We show that the alignment process of an initially misaligned circumbinary disc around an eccentric orbit binary is significantly different than around a circular orbit binary and involves tilt oscillations .
The more eccentric the binary , the larger the tilt oscillations and the longer it takes to damp these oscillations .
A circumbinary disc that is only mildly inclined may increase its inclination by a factor of a few before it moves towards alignment .
The results of the SPH simulations agree well with those of linear theory .
We investigate the properties of the circumbinary disc/ring around KH 15D .
We determine disc properties based on the observational constraints imposed by the changing binary brightness .
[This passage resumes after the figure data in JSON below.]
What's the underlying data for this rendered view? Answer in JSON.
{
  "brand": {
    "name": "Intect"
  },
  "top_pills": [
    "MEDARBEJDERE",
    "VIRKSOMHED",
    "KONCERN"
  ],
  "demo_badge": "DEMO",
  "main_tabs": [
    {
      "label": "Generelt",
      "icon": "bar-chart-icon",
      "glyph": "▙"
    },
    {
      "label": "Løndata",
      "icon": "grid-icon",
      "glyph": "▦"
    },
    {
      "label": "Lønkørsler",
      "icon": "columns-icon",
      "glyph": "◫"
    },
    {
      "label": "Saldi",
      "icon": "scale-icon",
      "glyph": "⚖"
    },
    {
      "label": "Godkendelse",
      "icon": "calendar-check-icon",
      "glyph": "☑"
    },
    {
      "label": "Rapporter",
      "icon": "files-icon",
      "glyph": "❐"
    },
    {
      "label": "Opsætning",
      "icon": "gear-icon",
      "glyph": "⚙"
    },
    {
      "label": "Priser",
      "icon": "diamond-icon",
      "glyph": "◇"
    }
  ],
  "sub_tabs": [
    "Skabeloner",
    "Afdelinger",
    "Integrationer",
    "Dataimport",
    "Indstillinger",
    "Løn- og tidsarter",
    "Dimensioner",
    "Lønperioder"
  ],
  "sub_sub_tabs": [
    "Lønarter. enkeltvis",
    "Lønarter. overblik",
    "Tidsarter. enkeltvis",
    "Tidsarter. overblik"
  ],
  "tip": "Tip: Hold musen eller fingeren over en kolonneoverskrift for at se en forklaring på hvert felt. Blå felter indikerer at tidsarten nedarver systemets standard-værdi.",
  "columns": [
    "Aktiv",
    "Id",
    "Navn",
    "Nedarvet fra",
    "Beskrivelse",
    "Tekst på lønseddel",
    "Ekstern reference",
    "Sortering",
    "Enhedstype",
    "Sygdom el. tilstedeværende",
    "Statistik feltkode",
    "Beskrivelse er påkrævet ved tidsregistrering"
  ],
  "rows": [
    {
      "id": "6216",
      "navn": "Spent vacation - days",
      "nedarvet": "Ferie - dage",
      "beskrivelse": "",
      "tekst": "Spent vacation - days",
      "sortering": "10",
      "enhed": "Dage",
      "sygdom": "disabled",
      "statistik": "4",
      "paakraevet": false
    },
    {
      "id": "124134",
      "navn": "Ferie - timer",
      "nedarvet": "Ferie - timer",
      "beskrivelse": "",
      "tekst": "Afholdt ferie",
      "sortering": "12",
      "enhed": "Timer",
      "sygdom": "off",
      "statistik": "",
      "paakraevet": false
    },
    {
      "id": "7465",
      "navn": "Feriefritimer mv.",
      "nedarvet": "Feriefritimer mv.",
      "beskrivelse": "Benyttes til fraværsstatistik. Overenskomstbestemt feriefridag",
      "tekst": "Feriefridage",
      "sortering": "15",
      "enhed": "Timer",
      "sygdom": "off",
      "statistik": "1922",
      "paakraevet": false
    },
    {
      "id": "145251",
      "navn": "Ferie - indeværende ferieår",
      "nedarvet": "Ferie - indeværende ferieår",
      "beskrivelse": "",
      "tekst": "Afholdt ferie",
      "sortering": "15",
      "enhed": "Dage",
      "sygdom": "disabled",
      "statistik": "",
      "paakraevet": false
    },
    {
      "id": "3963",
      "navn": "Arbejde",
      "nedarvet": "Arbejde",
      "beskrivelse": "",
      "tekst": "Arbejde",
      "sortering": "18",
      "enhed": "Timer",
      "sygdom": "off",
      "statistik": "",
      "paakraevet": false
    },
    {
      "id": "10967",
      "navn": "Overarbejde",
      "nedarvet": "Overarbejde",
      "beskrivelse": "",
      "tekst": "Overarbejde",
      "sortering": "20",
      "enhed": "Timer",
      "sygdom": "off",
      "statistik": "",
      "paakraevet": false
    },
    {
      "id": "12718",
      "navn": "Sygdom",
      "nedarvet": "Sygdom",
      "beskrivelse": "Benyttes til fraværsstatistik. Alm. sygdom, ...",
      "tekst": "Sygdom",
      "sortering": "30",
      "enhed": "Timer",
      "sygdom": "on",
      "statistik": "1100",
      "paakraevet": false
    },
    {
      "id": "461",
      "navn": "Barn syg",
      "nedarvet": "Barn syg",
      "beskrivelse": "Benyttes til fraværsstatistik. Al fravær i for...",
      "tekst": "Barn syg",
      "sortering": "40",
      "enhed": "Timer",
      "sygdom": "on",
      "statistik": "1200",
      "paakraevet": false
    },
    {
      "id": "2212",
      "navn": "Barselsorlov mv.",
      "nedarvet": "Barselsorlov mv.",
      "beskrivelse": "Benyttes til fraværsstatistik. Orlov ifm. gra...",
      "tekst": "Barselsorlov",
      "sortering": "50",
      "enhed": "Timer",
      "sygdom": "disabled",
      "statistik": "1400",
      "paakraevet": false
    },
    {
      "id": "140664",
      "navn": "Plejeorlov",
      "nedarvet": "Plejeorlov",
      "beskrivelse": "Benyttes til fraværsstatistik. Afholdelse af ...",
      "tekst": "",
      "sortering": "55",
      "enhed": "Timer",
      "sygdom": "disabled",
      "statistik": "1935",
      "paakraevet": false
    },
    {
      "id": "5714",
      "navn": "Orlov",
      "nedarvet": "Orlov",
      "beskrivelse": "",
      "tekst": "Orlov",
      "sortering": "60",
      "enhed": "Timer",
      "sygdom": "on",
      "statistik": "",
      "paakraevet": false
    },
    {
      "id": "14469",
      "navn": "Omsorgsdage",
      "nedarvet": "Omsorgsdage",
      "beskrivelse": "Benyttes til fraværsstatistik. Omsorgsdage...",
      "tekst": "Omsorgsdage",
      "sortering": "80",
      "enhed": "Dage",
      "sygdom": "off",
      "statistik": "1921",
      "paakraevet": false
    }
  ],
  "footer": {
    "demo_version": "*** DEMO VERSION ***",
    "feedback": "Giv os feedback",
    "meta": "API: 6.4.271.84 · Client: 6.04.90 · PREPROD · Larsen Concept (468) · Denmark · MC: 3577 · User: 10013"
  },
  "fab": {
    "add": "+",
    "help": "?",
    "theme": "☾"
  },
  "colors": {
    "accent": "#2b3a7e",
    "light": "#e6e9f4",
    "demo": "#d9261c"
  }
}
We find that the inclination is currently at a local minimum and will increase substantially before setting to coplanarity .
In addition , the nodal precession is currently near its most rapid rate .
The recent observations that show a reappearance of Star B impose constraints on the thickness of the layer of obscuring material .
Our results suggest that disc solids have undergone substantial inward drift and settling towards to disc midplane .
For disc masses \sim 0.001 M _ { \odot } , our model indicates that the level of disc turbulence is low \alpha \ll 0.001 .
Another possibility is that the disc/ring contains little gas .